A posição alinhada foi confirmada pelo presidente da Fieam, Antonio Silva, momentos antes da abertura da 324ª reunião ordinária do Conselho de Administração da Suframa (CAS). Silva criticou a cobrança preventiva realizada pelas gigantes do transporte marítimo antes mesmo da efetiva restrição na navegabilidade dos rios.

“Antes de acontecer o evento (seca), já estão ensaiando cobrar. Mas isso a ACA já está acompanhando, está tendo apoio da Fieam e, se necessário buscarmos o efeito jurídico, nós faremos também. Ou seja, estamos preparados para o que der e vier, seja no entendimento, o melhor caminho, seja na forma de recorrer à Justiça”, cravou Antonio Silva. 
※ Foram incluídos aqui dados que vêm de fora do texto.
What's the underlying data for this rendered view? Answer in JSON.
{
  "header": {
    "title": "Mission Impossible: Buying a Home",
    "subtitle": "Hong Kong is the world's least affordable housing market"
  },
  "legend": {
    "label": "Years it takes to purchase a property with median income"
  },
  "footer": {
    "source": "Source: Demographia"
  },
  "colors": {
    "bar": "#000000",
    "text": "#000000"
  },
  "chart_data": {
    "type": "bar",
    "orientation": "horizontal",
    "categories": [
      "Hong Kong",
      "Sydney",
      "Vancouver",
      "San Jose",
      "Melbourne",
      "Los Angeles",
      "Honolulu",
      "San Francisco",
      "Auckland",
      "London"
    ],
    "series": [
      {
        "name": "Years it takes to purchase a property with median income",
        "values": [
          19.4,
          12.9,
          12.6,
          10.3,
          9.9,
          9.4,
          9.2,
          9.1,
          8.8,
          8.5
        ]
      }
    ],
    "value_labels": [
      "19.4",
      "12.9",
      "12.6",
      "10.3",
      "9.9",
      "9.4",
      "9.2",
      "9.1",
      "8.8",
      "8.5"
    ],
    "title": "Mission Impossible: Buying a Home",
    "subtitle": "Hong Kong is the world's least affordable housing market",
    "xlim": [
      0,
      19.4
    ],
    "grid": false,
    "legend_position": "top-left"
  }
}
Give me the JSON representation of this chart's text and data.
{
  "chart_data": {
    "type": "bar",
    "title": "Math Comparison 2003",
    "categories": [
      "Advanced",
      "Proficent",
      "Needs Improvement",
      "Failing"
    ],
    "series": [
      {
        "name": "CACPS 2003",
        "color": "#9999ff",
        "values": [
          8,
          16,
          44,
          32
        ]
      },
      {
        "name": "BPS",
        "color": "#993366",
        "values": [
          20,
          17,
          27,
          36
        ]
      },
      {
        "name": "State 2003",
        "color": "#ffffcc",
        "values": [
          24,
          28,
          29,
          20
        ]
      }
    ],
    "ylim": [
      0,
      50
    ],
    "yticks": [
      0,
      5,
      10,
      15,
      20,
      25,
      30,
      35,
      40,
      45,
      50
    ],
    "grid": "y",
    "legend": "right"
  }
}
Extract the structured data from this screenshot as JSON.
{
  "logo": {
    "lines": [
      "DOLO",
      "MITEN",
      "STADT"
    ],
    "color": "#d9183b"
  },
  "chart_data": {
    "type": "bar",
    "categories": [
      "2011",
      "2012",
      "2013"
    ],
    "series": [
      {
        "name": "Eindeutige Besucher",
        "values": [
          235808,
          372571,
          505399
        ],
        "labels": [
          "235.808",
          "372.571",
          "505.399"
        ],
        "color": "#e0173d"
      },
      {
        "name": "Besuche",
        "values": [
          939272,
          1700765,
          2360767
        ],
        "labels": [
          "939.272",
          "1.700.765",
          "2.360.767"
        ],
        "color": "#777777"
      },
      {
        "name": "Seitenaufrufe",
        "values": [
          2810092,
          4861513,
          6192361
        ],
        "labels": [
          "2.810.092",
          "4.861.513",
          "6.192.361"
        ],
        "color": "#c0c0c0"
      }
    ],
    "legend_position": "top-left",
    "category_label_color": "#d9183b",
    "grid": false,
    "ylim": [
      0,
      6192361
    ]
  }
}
Exigência de planilhas de custos e diálogo com a Antaq

O ponto central da contestação das entidades de classe está na fundamentação técnica e econômica das taxas anunciadas. Para a indústria local, qualquer custo extraordinário decorrente da vazante precisa ser comprovado antes de ser repassado para a cadeia produtiva regional. 

“Já montamos as tratativas para como a gente vai agir se efetivamente acontecer. Eles têm que montar uma planilha de custos para que a gente possa estudar. […] Não podemos absorver nenhum custo a mais”, pontuou o presidente da Fieam.

Paralelamente à articulação fabril, a ACA levou a cobrança diretamente à cúpula da Agência Nacional de Transportes Aquaviários (Antaq). Em reunião realizada na terça-feira (11) com o diretor-geral do órgão regulador, Frederico Dias, a diretoria da associação e seu corpo jurídico formalizaram a preocupação com o impacto das taxas na ordem econômica do Amazonas. 

Em resposta, a Antaq afirmou que acompanhará de perto qualquer tentativa de aplicação da taxa de seca, reiterando que as empresas terão de fundamentar detalhadamente o motivo e a real necessidade da cobrança. 

A avaliação da ACA é que, por se tratar de um serviço regulado pelo poder público, as armadoras privadas não podem impor valores sem a devida chancela técnica da agência.

Procedimentos regulatórios e risco de judicialização

O advogado Pedro Câmara, consultor jurídico da ACA, reforçou que o Acórdão vigente na Antaq determina um rito prévio rigoroso: as companhias de navegação são obrigadas a notificar com antecedência a intenção de cobrança, discriminar os critérios operacionais e entregar à agência a documentação contábil que comprove o custo adicional alegado.

“A judicialização só vai ocorrer se houver algum descumprimento em relação a essas normas. As entidades vão agir caso haja descumprimento por parte dos armadores com relação ao que está estabelecido pela Antaq”, explicou o jurista.

Apesar da postura firme, o setor produtivo esclarece que não se opõe ao ressarcimento de custos operacionais extraordinários que sejam comprovadamente necessários para garantir o abastecimento e o escoamento no PIM durante a estiagem.

 “Não somos incoerentes de não atender (a cobrança) para não causar prejuízo na navegabilidade”, ponderou Antonio Silva, frisando que o limite das entidades é a cobrança sem embasamento técnico transparente.